Forget popcorn, Pearl and Dean, and usherettes with torches. In my mind, the moment a play begins simply cannot be bettered. That anticipatory thrill; that exact second that the lights dim, the conversation ceases and, these days, a witty carillon of mobile ringtones is played to remind everyone to turn their phone off. There's a hesitation, and then the audience cranes forward and the curtain rises. This month, the pre-show atmosphere at the National has been keener than ever for Mike Leigh's new play. This is largely because the writer/director refused, as is his wont, to indicate what it was about: it was titled only a couple of weeks ago.
The programme for Two Thousand Years was equally sphinx-like, containing only production photos and biographical details, yet such is Leigh's status, and such was the excitement about his first theatrical foray for 11 years, that the 20-week run is a sell-out. At the previews, it was reported that people were queuing for returns from 6am.

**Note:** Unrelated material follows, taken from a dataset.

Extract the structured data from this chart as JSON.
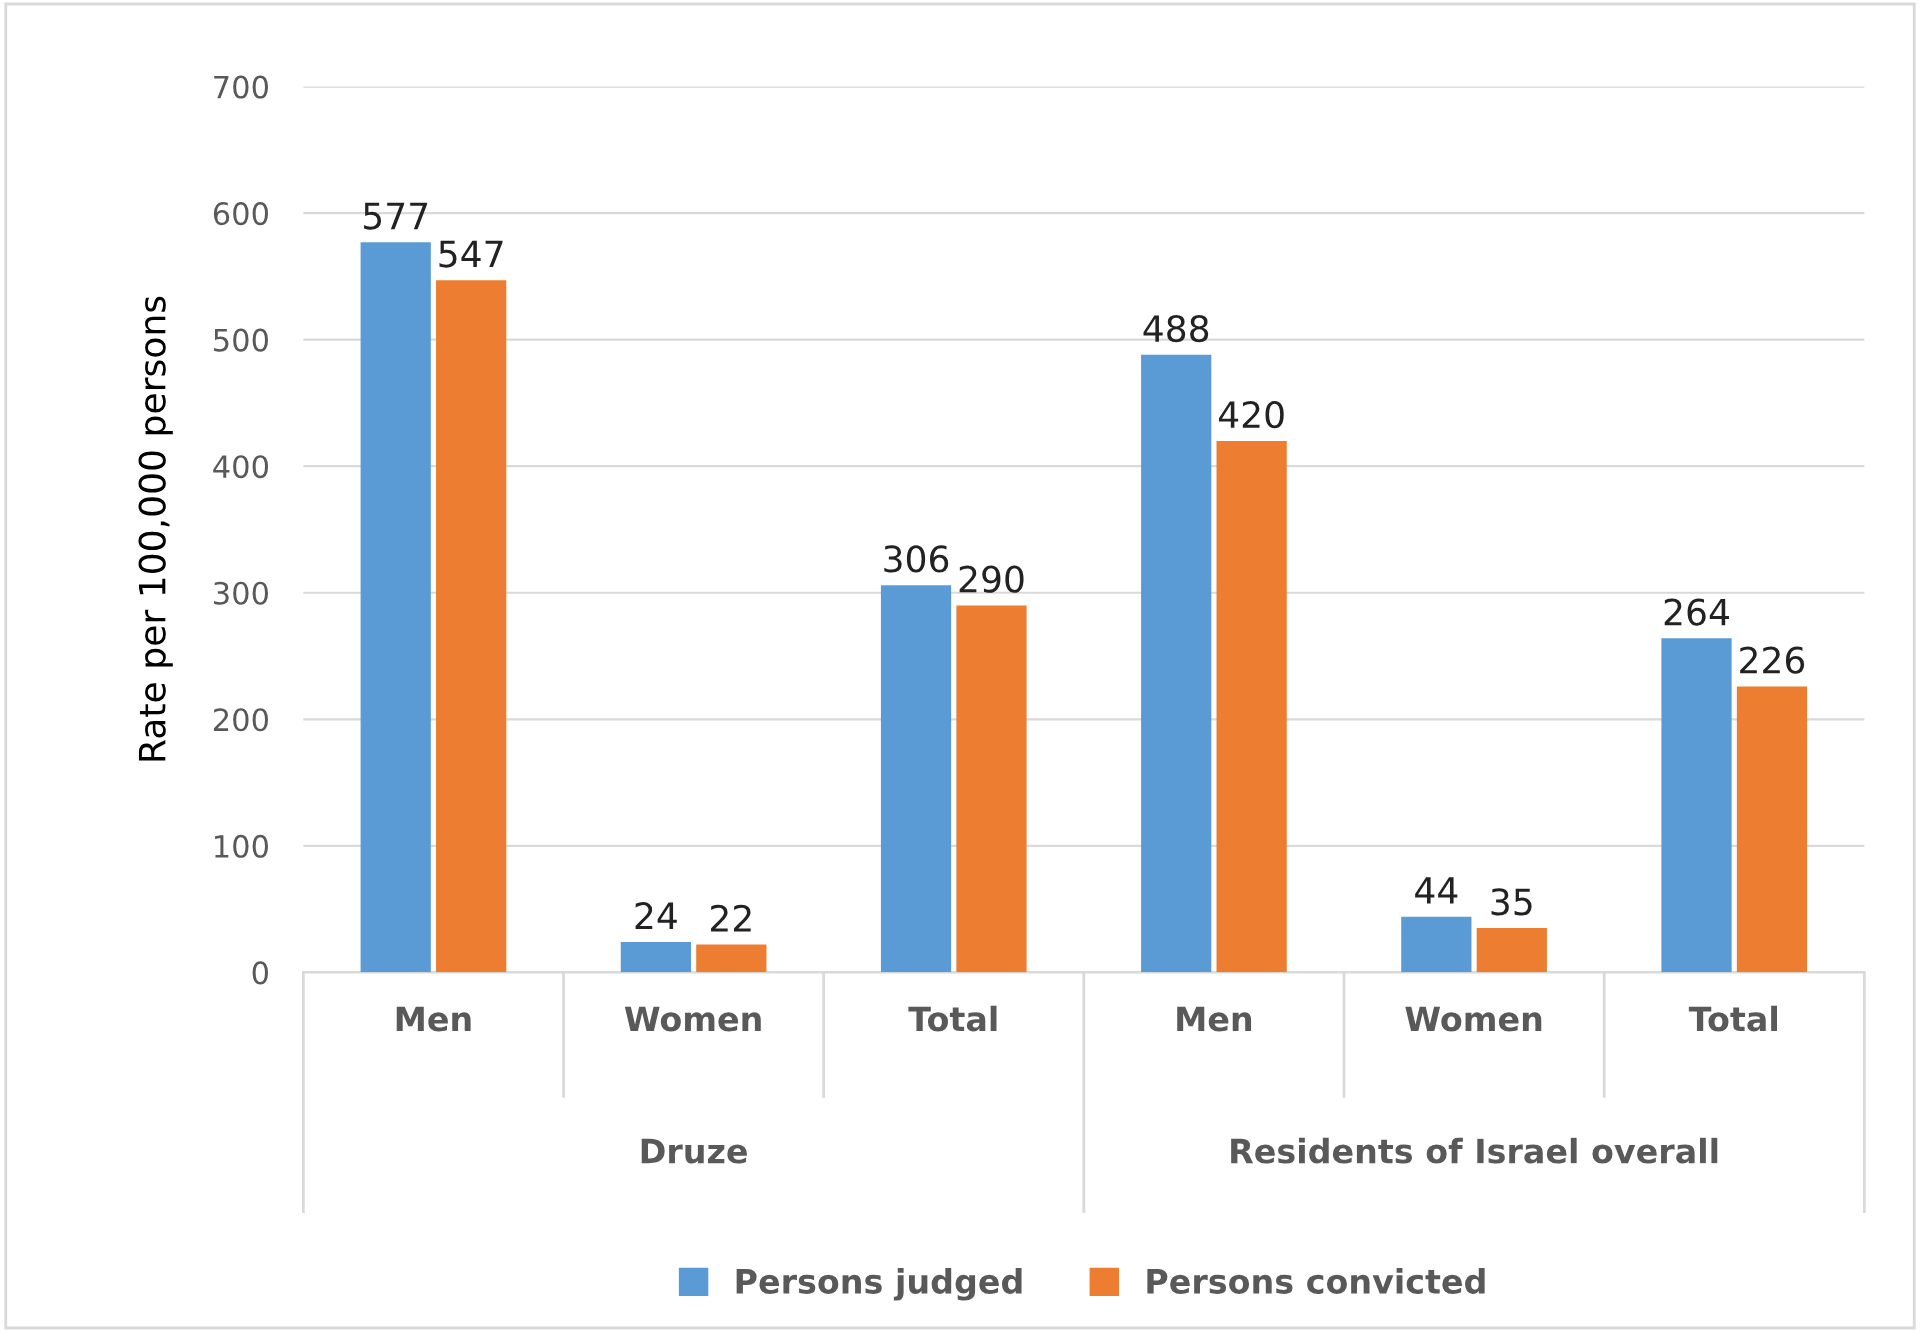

So what's it all about? First, Leigh bombards us with so many middle-class tropes that we almost suffocate in its Bodened-out atmosphere. We have the Guardian, shoes off in the house, wood-strip flooring, postgraduate kids still living at home, and the ability to name-drop Kofi Annan without fearing that not everyone will get the reference.
Leigh presents us with three generations of a secular, left-leaning Jewish family, where Mum was raised on a kibbutz and Dad is a north London dentist. Everyone can speak Hebrew. However, when Josh, the son, starts wearing a skullcap, lighting the candles on Friday night (because Mum won't) and repairing to the conservatory to pray, parents and Grandpa are horrified.

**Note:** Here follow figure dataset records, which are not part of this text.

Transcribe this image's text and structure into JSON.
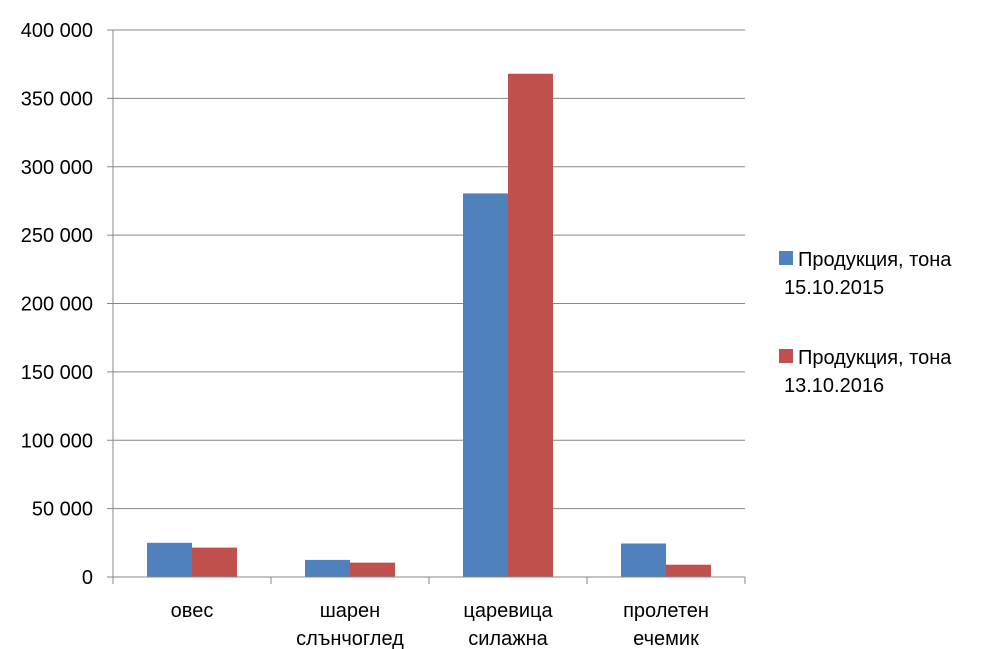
{
  "chart_data": {
    "type": "bar",
    "title": "",
    "xlabel": "",
    "ylabel": "",
    "ylim": [
      0,
      400000
    ],
    "yticks": [
      0,
      50000,
      100000,
      150000,
      200000,
      250000,
      300000,
      350000,
      400000
    ],
    "ytick_labels": [
      "0",
      "50 000",
      "100 000",
      "150 000",
      "200 000",
      "250 000",
      "300 000",
      "350 000",
      "400 000"
    ],
    "grid": true,
    "legend_position": "right",
    "categories": [
      [
        "овес"
      ],
      [
        "шарен",
        "слънчоглед"
      ],
      [
        "царевица",
        "силажна"
      ],
      [
        "пролетен",
        "ечемик"
      ]
    ],
    "series": [
      {
        "name": [
          "Продукция, тона",
          "15.10.2015"
        ],
        "color": "#4f81bd",
        "values": [
          25000,
          12500,
          280500,
          24500
        ]
      },
      {
        "name": [
          "Продукция, тона",
          "13.10.2016"
        ],
        "color": "#c0504d",
        "values": [
          21500,
          10500,
          368000,
          9000
        ]
      }
    ]
  }
}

Over this framework Leigh balances a dialectic: should one live without ostentatious rules and regulations (as the parents would have it), or within tightly constricted guidelines (as grumpy Josh advocates)? Is human responsibility up to the state or the individual? For the first half, this question is posed at the wider world; there's a lot of Guardian-waving and Bush-quoting around the sofa. After the interval, the comedy hots up when Michelle, the sister who has just turned 40, and whom no one has seen for 11 years, arrives and punctures the status quo with her needle-thin four-inch heels. Michelle is a Mike Leigh classic nightmare: more caricature than character, a charmless City hag who cries and cackles in equal measure. Why Leigh finds these hideous roles much easier to write for women than his (typically sad and misunderstood) men is a moot point, but Samantha Spiro has a great time with the role.

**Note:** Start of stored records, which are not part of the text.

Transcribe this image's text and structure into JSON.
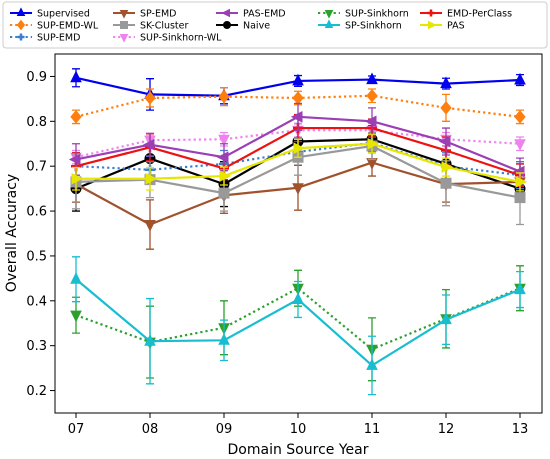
{
  "chart_data": {
    "type": "line",
    "xlabel": "Domain Source Year",
    "ylabel": "Overall Accuracy",
    "categories": [
      "07",
      "08",
      "09",
      "10",
      "11",
      "12",
      "13"
    ],
    "ylim": [
      0.15,
      0.95
    ],
    "yticks": [
      0.2,
      0.3,
      0.4,
      0.5,
      0.6,
      0.7,
      0.8,
      0.9
    ],
    "yticklabels": [
      "0.2",
      "0.3",
      "0.4",
      "0.5",
      "0.6",
      "0.7",
      "0.8",
      "0.9"
    ],
    "grid": false,
    "legend_position": "top, above plot, 4 columns",
    "series": [
      {
        "name": "Supervised",
        "color": "#0000ee",
        "style": "solid",
        "marker": "tri-up",
        "values": [
          0.897,
          0.86,
          0.857,
          0.89,
          0.893,
          0.884,
          0.892
        ],
        "errors": [
          0.02,
          0.035,
          0.018,
          0.012,
          0.008,
          0.012,
          0.012
        ]
      },
      {
        "name": "Naive",
        "color": "#000000",
        "style": "solid",
        "marker": "circle",
        "values": [
          0.65,
          0.717,
          0.66,
          0.755,
          0.76,
          0.705,
          0.65
        ],
        "errors": [
          0.05,
          0.05,
          0.05,
          0.04,
          0.03,
          0.04,
          0.03
        ]
      },
      {
        "name": "SUP-EMD",
        "color": "#3a7ed1",
        "style": "dotted",
        "marker": "plus",
        "values": [
          0.7,
          0.692,
          0.705,
          0.732,
          0.752,
          0.7,
          0.68
        ],
        "errors": [
          0.03,
          0.03,
          0.03,
          0.03,
          0.02,
          0.03,
          0.03
        ]
      },
      {
        "name": "SUP-EMD-WL",
        "color": "#ff7f0e",
        "style": "dotted",
        "marker": "diamond",
        "values": [
          0.81,
          0.852,
          0.855,
          0.852,
          0.857,
          0.83,
          0.81
        ],
        "errors": [
          0.015,
          0.02,
          0.02,
          0.015,
          0.015,
          0.03,
          0.015
        ]
      },
      {
        "name": "SUP-Sinkhorn",
        "color": "#2ca02c",
        "style": "dotted",
        "marker": "tri-down",
        "values": [
          0.368,
          0.308,
          0.34,
          0.428,
          0.292,
          0.36,
          0.428
        ],
        "errors": [
          0.04,
          0.08,
          0.06,
          0.04,
          0.07,
          0.065,
          0.05
        ]
      },
      {
        "name": "SUP-Sinkhorn-WL",
        "color": "#ee82ee",
        "style": "dotted",
        "marker": "tri-down",
        "values": [
          0.72,
          0.758,
          0.76,
          0.78,
          0.78,
          0.76,
          0.75
        ],
        "errors": [
          0.015,
          0.015,
          0.015,
          0.015,
          0.015,
          0.015,
          0.015
        ]
      },
      {
        "name": "SP-EMD",
        "color": "#a0522d",
        "style": "solid",
        "marker": "tri-down",
        "values": [
          0.66,
          0.57,
          0.635,
          0.652,
          0.708,
          0.66,
          0.665
        ],
        "errors": [
          0.04,
          0.055,
          0.04,
          0.05,
          0.03,
          0.04,
          0.04
        ]
      },
      {
        "name": "SP-Sinkhorn",
        "color": "#17becf",
        "style": "solid",
        "marker": "tri-up",
        "values": [
          0.448,
          0.31,
          0.312,
          0.403,
          0.256,
          0.358,
          0.425
        ],
        "errors": [
          0.05,
          0.095,
          0.045,
          0.04,
          0.065,
          0.055,
          0.04
        ]
      },
      {
        "name": "SK-Cluster",
        "color": "#999999",
        "style": "solid",
        "marker": "square",
        "values": [
          0.665,
          0.67,
          0.64,
          0.72,
          0.745,
          0.662,
          0.63
        ],
        "errors": [
          0.06,
          0.04,
          0.04,
          0.04,
          0.03,
          0.05,
          0.06
        ]
      },
      {
        "name": "EMD-PerClass",
        "color": "#ee1111",
        "style": "solid",
        "marker": "plus",
        "values": [
          0.7,
          0.742,
          0.695,
          0.785,
          0.785,
          0.735,
          0.68
        ],
        "errors": [
          0.03,
          0.03,
          0.025,
          0.03,
          0.02,
          0.03,
          0.025
        ]
      },
      {
        "name": "PAS-EMD",
        "color": "#9b3fb5",
        "style": "solid",
        "marker": "tri-left",
        "values": [
          0.715,
          0.748,
          0.72,
          0.81,
          0.8,
          0.755,
          0.688
        ],
        "errors": [
          0.035,
          0.025,
          0.03,
          0.03,
          0.03,
          0.03,
          0.03
        ]
      },
      {
        "name": "PAS",
        "color": "#e6e600",
        "style": "solid",
        "marker": "tri-right",
        "values": [
          0.672,
          0.672,
          0.678,
          0.74,
          0.75,
          0.698,
          0.665
        ],
        "errors": [
          0.025,
          0.025,
          0.02,
          0.02,
          0.02,
          0.02,
          0.02
        ]
      }
    ],
    "legend_order": [
      "Supervised",
      "SUP-EMD-WL",
      "SP-EMD",
      "SK-Cluster",
      "PAS-EMD",
      "Naive",
      "SUP-Sinkhorn",
      "SP-Sinkhorn",
      "EMD-PerClass",
      "PAS",
      "SUP-EMD",
      "SUP-Sinkhorn-WL"
    ]
  }
}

At which point, for all its references to Katrina and north London parking restrictions, Two Thousand Years abandons its contemporary leanings and develops a thumping biblical yearning. But the prodigal is not the spoilt Michelle, although she would dearly like it to be. It is the sullen Josh, who at the end of the drama has removed his skullcap and is sitting in the corner of the living room playing chess with his father. The pair are lit by the warm glow of family harmony. Alongside the Ikea standard lamp. Quite how Leigh has made us travel together to reach this moving, yet thoroughly satisfying, denouement is one of the remaining mysteries of the evening.